Nigerian National Petroleum Corporation (NNPC) has blamed the Nigerian Maritime Administration and Safety Agency (NIMASA) for its continuous engagement of foreign ships for lifting petroleum products on board the nation’s waters.
Recall that over the years NNPC had come under serious criticisms for patronizing foreign ships for coastal shipping services, violating the local content and Cabotage laws in the country.
The objective of the Cabotage regime is primarily to reserve the commercial transportation of goods and services within Nigerian coastal and inland waters to vessels flying the Nigerian flag, owned and crewed by Nigerian citizens and built in Nigeria.
However, in a strange twist recently, the Group Managing Director of NNPC, Mr. Mele Kyari while speaking on Channels Television, claimed that the Corporation has only engaged shipping companies approved by NIMASA.
Kyari was responding to an onset query by the President of Ship Owners Association of Nigeria (SOAN), Dr. Mkgeorge Onyung who criticized the continued jettisoning of Nigerian ships for NNPC coastal contracts.
In his defence, the NNPC boss stated that NIMASA has given waivers to the foreign companies engaged by NIDAS shipping, the shipping logistics arm of NNPC.
According to the Coastal and Inland Shipping (Cabotage) Act 2003 Revised 2007, a foreign vessel and its company must obtain a Ministerial Cabotage license for registration to operate in coastal services in Nigeria.
A recent contract to foreign vessel owners for coastal shipping of petroleum products in the downstream petroleum sector saw NNPC award the coastal and bunkering vessels service to Messrs UNIBROS Shipping Company with eleven foreign-flagged coastal tanker vessels.
The company has thirteen Liberian flagged vessels, which are; BORA with 46,700 Dead Weight (DWT; CAPT GREGORY – 31,259 DWT; COROMEL – 12,279 DWT; KOWIE – 16,885 DWT; LESTE – 46,803 DWT; LEVANTO -19,117 DWT; MAESTRO – 17,575 DWT; NOTUS – 12,681 DWT; OSTRIA – 40,316 DWT; STELLAR – 40,316 DWT; TORNADO – 40,316 DWT; VARDAR – 40,225 DWT; and ZONDA – 46,803 DWT.
“No Customs import duty has been paid for any of the vessels Unibros is deploying to execute this contract, again in breach of the nation’s monetary and fiscal policies.

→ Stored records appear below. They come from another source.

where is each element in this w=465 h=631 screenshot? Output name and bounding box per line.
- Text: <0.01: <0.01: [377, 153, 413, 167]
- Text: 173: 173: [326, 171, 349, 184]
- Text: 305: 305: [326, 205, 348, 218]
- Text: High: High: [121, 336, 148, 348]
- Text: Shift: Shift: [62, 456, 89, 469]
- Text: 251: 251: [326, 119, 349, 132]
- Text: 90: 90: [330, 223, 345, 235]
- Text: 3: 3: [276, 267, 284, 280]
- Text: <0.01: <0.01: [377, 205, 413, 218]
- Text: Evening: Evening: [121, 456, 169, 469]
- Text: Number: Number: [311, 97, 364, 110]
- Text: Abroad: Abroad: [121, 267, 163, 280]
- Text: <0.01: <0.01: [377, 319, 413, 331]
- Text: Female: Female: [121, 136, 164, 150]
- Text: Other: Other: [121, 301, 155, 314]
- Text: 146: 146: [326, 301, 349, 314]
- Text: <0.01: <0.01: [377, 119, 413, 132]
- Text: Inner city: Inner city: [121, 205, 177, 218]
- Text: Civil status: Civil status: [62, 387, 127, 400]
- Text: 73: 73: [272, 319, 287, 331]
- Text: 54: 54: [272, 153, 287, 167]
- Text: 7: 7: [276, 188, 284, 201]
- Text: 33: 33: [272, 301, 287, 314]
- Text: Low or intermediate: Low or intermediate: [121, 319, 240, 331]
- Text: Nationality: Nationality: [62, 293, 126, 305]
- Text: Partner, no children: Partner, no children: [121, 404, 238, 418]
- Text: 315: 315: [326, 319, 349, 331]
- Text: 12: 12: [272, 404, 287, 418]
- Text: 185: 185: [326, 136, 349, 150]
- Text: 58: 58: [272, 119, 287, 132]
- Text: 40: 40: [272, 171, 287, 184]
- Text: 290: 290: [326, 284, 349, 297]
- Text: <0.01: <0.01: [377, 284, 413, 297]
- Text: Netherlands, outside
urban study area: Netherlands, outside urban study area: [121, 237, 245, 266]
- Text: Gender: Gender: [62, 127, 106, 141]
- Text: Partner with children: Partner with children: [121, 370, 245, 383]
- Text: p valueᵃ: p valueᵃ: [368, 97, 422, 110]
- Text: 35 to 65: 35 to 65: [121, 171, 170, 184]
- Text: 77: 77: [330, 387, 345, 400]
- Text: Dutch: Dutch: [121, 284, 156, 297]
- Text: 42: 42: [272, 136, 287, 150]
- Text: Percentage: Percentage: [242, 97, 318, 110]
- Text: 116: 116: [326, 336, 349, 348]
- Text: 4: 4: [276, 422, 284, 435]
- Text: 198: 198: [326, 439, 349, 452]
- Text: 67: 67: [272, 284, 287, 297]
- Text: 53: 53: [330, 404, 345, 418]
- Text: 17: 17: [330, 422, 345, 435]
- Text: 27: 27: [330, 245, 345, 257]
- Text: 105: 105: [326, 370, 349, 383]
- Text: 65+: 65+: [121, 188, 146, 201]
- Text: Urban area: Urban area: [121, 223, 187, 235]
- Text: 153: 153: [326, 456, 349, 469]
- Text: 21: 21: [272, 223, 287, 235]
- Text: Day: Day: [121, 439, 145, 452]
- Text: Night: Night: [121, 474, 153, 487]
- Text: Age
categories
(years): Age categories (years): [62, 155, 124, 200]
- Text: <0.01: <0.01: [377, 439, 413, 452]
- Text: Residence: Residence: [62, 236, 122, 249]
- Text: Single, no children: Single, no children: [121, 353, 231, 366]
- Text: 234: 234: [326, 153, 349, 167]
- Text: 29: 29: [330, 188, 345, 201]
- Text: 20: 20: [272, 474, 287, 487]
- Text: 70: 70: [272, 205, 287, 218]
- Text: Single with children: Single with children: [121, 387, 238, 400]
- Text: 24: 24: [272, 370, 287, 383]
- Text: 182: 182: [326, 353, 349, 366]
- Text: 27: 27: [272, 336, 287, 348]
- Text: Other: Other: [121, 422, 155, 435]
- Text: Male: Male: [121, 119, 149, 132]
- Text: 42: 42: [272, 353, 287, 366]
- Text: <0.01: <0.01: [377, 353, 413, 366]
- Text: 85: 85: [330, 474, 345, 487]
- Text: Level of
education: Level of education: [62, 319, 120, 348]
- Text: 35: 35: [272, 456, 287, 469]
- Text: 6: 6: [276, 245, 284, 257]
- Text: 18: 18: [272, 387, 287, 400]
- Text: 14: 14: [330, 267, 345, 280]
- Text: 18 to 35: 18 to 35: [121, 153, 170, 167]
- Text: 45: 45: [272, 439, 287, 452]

Nigerian owned, operated and flagged vessels are made to pay full Customs duty and appropriate taxes on earnings which foreign shipping companies have continually evaded,” THE soan President had lamented while contributing to the live television programme.
A peek into the profile of Unibros Shipping as displayed on its website may even spark worry for Nigerian indigenous operators; the Greece based shipping company’s website states: “The African hub of Unibros Shipping is located in the business and economic heart of the continent with offices in the Nigerian cities of Lagos and Abuja. Unibros is active in all aspects of the Nigerian energy market. The company is a trading partner of the NNPC and its shipping arm, NIDAS. Unibros is also involved in bunkering and other offshore services. From our headquarters in Nigeria, we also offer both a wide range of marine fuels (predominantly marine diesel oil and fuel oil) and marine lube oils.” Source- Tribune.